With a market cap of AU$5.04M, DRK falls within the small-cap spectrum of stocks, which are found to experience higher relative risk compared to larger companies. Moreover, DRK’s industry, metals and mining, is considered to be cyclical, which means it is more volatile than the market over the economic cycle. Therefore, investors may expect high beta associated with small companies, as well as those operating in the metals and mining industry, relative to those more well-established firms in a more defensive industry. It seems as though there is an inconsistency in risks portrayed by DRK’s size and industry relative to its actual beta value. A potential driver of this variance can be a fundamental factor, which we will take a look at next.
Can DRK’s asset-composition point to a higher beta?

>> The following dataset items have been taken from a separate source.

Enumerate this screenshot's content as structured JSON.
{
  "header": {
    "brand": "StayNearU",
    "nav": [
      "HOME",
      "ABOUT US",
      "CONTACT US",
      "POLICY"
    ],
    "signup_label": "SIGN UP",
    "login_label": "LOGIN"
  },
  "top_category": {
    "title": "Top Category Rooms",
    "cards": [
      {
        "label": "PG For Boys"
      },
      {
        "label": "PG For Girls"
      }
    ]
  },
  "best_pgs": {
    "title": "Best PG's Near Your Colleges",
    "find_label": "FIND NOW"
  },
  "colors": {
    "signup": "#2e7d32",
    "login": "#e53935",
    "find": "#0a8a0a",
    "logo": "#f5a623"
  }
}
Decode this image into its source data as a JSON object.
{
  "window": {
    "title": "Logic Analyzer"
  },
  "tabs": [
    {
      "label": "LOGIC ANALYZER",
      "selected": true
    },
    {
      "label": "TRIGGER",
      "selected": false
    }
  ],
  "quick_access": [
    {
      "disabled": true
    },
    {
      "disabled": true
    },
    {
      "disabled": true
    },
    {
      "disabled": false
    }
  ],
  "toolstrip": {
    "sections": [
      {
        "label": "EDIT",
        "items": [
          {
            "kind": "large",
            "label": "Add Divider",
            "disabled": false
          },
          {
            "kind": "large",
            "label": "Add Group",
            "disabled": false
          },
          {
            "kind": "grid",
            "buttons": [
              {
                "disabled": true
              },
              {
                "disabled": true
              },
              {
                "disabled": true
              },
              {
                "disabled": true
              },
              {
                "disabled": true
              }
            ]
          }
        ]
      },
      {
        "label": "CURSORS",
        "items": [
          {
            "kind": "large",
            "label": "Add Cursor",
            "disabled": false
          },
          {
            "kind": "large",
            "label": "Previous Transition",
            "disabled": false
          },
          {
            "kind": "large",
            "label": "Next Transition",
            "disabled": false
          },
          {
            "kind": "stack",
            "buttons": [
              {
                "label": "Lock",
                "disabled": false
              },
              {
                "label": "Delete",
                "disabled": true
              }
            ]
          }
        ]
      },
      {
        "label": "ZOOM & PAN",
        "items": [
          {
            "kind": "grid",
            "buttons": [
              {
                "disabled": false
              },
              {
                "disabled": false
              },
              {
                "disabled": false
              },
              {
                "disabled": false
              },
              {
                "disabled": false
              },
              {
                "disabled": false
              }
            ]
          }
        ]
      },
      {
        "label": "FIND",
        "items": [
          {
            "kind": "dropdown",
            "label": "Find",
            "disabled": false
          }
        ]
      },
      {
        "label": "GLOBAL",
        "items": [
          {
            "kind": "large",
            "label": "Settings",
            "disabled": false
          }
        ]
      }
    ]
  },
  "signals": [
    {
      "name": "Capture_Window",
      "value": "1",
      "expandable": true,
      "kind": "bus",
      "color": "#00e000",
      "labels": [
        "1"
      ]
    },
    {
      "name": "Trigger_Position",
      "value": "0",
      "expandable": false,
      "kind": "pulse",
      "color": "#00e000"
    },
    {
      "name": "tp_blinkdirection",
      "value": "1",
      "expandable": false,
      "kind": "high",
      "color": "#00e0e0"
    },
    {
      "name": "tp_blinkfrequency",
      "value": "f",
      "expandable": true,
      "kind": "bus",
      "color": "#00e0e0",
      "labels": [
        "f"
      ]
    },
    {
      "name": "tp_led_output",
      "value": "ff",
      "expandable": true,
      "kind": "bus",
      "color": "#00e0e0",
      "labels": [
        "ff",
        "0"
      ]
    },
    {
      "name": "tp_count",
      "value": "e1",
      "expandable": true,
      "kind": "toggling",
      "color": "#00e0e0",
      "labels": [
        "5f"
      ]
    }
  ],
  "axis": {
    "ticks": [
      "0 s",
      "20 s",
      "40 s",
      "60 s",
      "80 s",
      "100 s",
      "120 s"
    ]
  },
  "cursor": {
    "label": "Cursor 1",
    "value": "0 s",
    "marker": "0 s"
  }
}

During times of economic downturn, low demand may cause companies to readjust production of their goods and services. It is more difficult for companies to lower their cost, if the majority of these costs are generated by fixed assets. Therefore, this is a type of risk which is associated with higher beta. I test DRK’s ratio of fixed assets to total assets in order to determine how high the risk is associated with this type of constraint. Considering fixed assets account for less than a third of the company’s overall assets, DRK seems to have a smaller dependency on fixed costs to generate revenue. As a result, the company may be less volatile relative to broad market movements, compared to a company of similar size but higher proportion of fixed assets. This is consistent with is current beta value which also indicates low volatility.